# The Puffer Thread



## Daniel1 (Apr 13, 2009)

So who keeps, has kept or would like to keep Puffers ?
I have kept an Arrow-Head (Tetraodon Suvattii) and a Green spotted Puffer (Tetraodon Nigroviridis). I have a few pic's I will add later.


----------



## labmad (Sep 23, 2007)

I used to have a pair of red tail red eye puffers, lil crackers they were


----------



## Nismo75 (Mar 23, 2009)

I had some freshwater tropical dwarf puffers, fantastic wee guys. I also had a valentino puffer when i had my marine tank.

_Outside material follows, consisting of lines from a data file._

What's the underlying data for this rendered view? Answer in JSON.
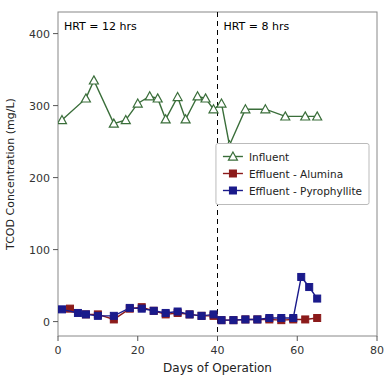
{
  "chart_data": {
    "type": "line",
    "xlabel": "Days of Operation",
    "ylabel": "TCOD Concentration (mg/L)",
    "annotations": [
      "HRT = 12 hrs",
      "HRT = 8 hrs"
    ],
    "vlines": [
      40
    ],
    "series": [
      {
        "name": "Influent",
        "color": "#3a6e3a",
        "marker": "triangle-open",
        "x": [
          1,
          7,
          9,
          14,
          17,
          20,
          23,
          25,
          27,
          30,
          32,
          35,
          37,
          39,
          41,
          43,
          47,
          52,
          57,
          62,
          65
        ],
        "values": [
          280,
          310,
          335,
          275,
          280,
          303,
          313,
          310,
          281,
          312,
          281,
          313,
          310,
          295,
          303,
          245,
          295,
          295,
          285,
          285,
          285
        ]
      },
      {
        "name": "Effluent - Alumina",
        "color": "#8b1a1a",
        "marker": "square",
        "x": [
          3,
          7,
          10,
          14,
          18,
          21,
          24,
          27,
          30,
          33,
          36,
          39,
          41,
          44,
          47,
          50,
          53,
          56,
          59,
          62,
          65
        ],
        "values": [
          18,
          10,
          10,
          3,
          18,
          20,
          15,
          10,
          12,
          10,
          8,
          8,
          2,
          2,
          3,
          3,
          3,
          2,
          3,
          3,
          5
        ]
      },
      {
        "name": "Effluent - Pyrophyllite",
        "color": "#1a1a8b",
        "marker": "square",
        "x": [
          1,
          5,
          7,
          10,
          14,
          18,
          21,
          24,
          27,
          30,
          33,
          36,
          39,
          41,
          44,
          47,
          50,
          53,
          56,
          59,
          61,
          63,
          65
        ],
        "values": [
          17,
          12,
          10,
          8,
          8,
          19,
          18,
          15,
          12,
          14,
          10,
          8,
          10,
          2,
          2,
          3,
          3,
          5,
          5,
          5,
          62,
          48,
          32
        ]
      }
    ],
    "xlim": [
      0,
      80
    ],
    "ylim": [
      -20,
      430
    ],
    "xticks": [
      0,
      20,
      40,
      60,
      80
    ],
    "yticks": [
      0,
      100,
      200,
      300,
      400
    ],
    "grid": false,
    "legend": "right"
  }
}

Puffers are definitely my fav fish, bags full of character!!!!


----------



## Mujician (Mar 7, 2007)

Ive had a giant puffer, a congo box fish, and some of the small chaps like figure of 8s and pygmies - been ages since i did anything fish wise so i cant quite remember how to spell the scientific names so i wont embarass myself!


----------



## Daniel1 (Apr 13, 2009)

Here is my Green spotted Puffer Tank and a closer pic of the Puffer
















I will put up the Arrow-Head Puffer pic's soon.


----------



## RawrIsDinosaurForILoveYou (Apr 11, 2009)

i want some figure of eight ones .....
i love puffers


----------



## BecciBoo (Aug 31, 2007)

This is my tank (that Jake bought me):

















It has 1 Puffer: (Was sold as a figure of eight but Jake thinks its a green spotted)








1 Mono:








1 Sole (Hiding):


----------



## Daniel1 (Apr 13, 2009)

Nice tank and fish Becci. Here is my Arrow-Head Puffer & Tank.


----------



## ern79 (Jul 26, 2007)

ive had mbu's, fahaka, figure 8's, green spotted, red eye red red tail.


----------



## x.froggy.x (Nov 24, 2008)

Hiya, I don't own any puffer fish, as I have a tropical fish tank and not a marine tank. Has anyone got any pictures of their puffer fish, whilest puffed up? (Sorry if i used the wrong term! Lol)


----------



## mask-of-sanity (Dec 27, 2006)

i used to have a mbu and a fahaka............the mbu was rehomed and the fahaka now lives with my eldest son , will get a picture next time i am over there


----------



## Daniel1 (Apr 13, 2009)

Anyone else keep Puffers Fresh, Brackish or Marine ?


----------



## matt748 (Aug 10, 2008)

I have had Palembangs and currently have a young 4inch MBU. He's quality.


----------



## Daniel1 (Apr 13, 2009)

Any pic's.


----------